In the midst of all the hullabaloo about Ron Paul's decades-old racists newsletters, and his denial that he "never read that stuff," I ran across an interesting attempt to adding some data to the discussion. Filed under "pointless data exercises" and "politics," blogger Peter Larson has used text analysis to compare his blog, Ron Paul's recent speeches, and the original newsletters. He calls his results a smoking gun, with a question mark tacked on, and argues that Ron Paul wrote most of the original newsletters.
Before I go on, let me say that this is a really cool application. Instead of the he-said-she-said debate that's running in the media, this piece brings some actual data to bear on the conversation. Bravo!
That said, now I'm going to harp on statistics and inference. The problem with Larson's analysis is that he never addresses the question, "If Ron Paul didn't write the newsletters, who did?" Without answering that question, and putting some probabilities behind it, it's going to be very hard for text analysis to prove the issue one way or another. (Larson admits this on his blog.) Right now, his analysis proves that between himself and Ron Paul, Paul is much more likely to have written the letters. Not exactly a smoking gun.
That said, it's interesting data. For the record, I'm mostly convinced. In my mind, the statistics are flawed, but they still lend some weight against Paul. Oddly enough, Larson's finding that several of the letters were probably *not* written by Ron Paul was particularly persuasive. It feels human and messy, the way I would expect this kind of thing to be.

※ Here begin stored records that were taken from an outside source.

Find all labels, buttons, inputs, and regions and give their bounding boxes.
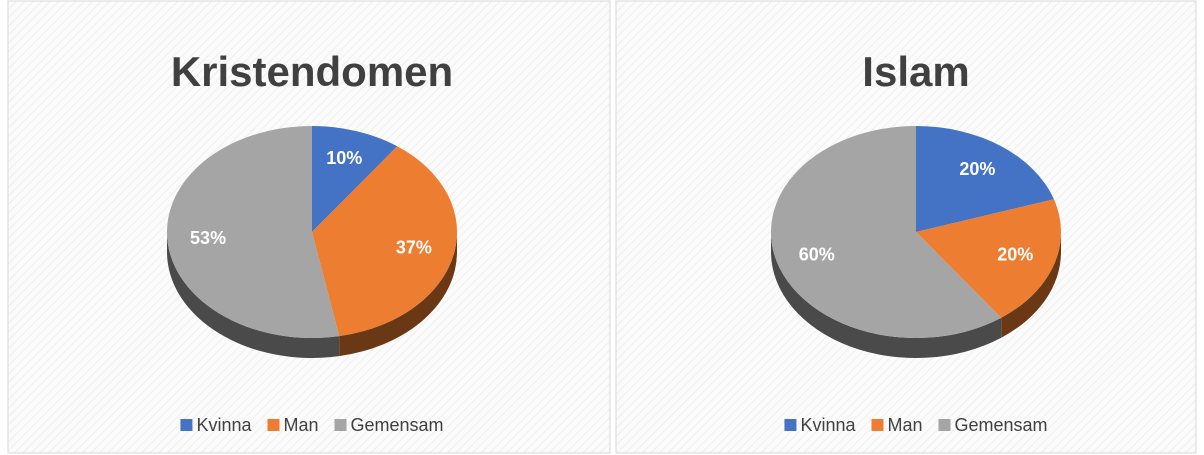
legend-label: Man (887, 415, 922, 435)
pie-slice (312, 126, 398, 232)
data-label: 10% (326, 148, 362, 168)
legend-swatch (334, 419, 347, 431)
legend-label: Kvinna (800, 415, 856, 435)
legend-label: Gemensam (351, 415, 444, 435)
chart-title: Islam (862, 48, 969, 95)
pie-slice (771, 126, 1002, 338)
data-label: 20% (959, 159, 995, 179)
data-label: 37% (396, 237, 432, 257)
pie-slice (312, 146, 457, 337)
pie-slice (916, 199, 1061, 318)
legend-swatch (180, 419, 193, 431)
legend-label: Gemensam (955, 415, 1048, 435)
pie-slice (166, 126, 340, 338)
legend-label: Kvinna (196, 415, 252, 435)
legend-label: Man (283, 415, 318, 435)
pie-side (771, 232, 1002, 359)
legend-swatch (871, 419, 884, 431)
pie-side (1001, 232, 1061, 338)
legend-swatch (784, 419, 797, 431)
pie-side (339, 232, 457, 357)
legend-swatch (267, 419, 280, 431)
pie-slice (916, 126, 1054, 232)
legend-swatch (938, 419, 951, 431)
data-label: 20% (997, 244, 1033, 264)
pie-side (167, 232, 340, 358)
data-label: 60% (799, 244, 835, 264)
data-label: 53% (190, 228, 226, 248)
chart-title: Kristendomen (171, 48, 453, 95)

Final thoughts, mainly intended for my statistically minded friends: yes, this is an unabashedly Bayesian perspective. I'm demanding priors, which probably can't be specified to anyone's satisfaction.
IMHO, the frequentist approach has even deeper problems. From a frequentist perspective (which is where Larson's original, and deeply confusing p-values come from.) we use Paul's recent speeches and writings to estimate some parameters of his current text-generating process. We then compare the newsletters to that process and estimate the probability that the older text was generated by the same process.

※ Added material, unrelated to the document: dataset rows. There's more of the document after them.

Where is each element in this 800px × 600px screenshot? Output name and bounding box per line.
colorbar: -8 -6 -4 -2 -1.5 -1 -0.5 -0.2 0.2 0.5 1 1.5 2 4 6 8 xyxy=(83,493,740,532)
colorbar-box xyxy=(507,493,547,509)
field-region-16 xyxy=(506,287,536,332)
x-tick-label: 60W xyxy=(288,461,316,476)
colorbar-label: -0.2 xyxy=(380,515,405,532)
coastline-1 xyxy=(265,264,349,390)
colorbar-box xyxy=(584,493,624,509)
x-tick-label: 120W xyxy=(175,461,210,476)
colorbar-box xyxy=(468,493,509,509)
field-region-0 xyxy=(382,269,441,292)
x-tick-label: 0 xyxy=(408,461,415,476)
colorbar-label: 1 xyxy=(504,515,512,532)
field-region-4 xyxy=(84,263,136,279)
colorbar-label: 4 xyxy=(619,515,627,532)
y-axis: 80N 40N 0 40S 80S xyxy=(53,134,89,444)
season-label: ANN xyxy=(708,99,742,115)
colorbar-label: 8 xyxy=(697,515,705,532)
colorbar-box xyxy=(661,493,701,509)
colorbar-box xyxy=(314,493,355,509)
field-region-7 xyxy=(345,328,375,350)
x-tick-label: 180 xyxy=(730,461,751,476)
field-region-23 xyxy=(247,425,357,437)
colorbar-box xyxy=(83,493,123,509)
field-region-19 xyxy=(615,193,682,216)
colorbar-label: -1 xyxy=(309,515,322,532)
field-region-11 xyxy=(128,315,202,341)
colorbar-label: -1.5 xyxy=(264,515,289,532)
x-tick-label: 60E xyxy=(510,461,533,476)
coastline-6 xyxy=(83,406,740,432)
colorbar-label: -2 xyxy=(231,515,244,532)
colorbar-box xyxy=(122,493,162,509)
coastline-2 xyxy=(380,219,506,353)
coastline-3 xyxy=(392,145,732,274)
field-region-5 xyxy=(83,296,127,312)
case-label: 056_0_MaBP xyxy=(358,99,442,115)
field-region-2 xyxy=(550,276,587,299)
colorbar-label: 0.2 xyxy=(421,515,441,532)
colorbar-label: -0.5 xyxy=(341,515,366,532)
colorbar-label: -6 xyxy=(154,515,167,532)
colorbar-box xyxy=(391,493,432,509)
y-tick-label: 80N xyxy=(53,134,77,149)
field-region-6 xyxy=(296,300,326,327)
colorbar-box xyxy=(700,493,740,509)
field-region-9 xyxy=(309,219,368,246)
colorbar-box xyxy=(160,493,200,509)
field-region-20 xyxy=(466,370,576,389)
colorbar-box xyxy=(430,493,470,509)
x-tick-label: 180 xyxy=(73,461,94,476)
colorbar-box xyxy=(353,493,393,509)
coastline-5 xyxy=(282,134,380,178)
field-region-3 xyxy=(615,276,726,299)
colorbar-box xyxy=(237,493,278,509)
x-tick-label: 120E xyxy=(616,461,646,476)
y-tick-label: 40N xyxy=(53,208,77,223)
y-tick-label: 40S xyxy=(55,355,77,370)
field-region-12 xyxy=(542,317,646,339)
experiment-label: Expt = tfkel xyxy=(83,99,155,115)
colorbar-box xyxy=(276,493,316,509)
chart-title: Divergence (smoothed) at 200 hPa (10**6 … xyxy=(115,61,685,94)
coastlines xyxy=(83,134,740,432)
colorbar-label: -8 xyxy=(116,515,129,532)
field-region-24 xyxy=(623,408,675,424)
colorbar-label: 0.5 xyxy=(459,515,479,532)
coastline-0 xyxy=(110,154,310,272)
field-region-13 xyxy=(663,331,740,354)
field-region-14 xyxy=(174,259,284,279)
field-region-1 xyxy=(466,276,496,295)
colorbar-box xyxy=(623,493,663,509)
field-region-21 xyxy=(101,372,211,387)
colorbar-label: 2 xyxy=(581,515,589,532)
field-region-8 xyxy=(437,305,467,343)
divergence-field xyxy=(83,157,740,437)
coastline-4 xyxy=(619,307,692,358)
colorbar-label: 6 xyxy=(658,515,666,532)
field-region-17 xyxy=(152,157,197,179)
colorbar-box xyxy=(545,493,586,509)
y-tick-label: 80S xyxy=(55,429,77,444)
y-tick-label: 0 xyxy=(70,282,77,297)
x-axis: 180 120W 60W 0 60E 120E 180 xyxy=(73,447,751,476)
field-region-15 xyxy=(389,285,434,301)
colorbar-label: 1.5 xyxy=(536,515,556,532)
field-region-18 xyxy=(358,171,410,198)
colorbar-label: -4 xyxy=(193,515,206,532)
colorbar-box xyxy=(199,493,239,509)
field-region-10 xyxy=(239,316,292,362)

Problem: we *know* the old text was not generated by the same process. It was written (allegedly) by a younger Ron Paul, on different topics, speaking into a different political climate. Without a broader framework, it's impossible to determine whether the differences are important. The Bayesian approach provides a direct way of assessing that framework. The frequentist approach doesn't -- at least not that I can see, without jumping through a lot of hoops -- and in the meantime, it obscures the test that's actually being conducted.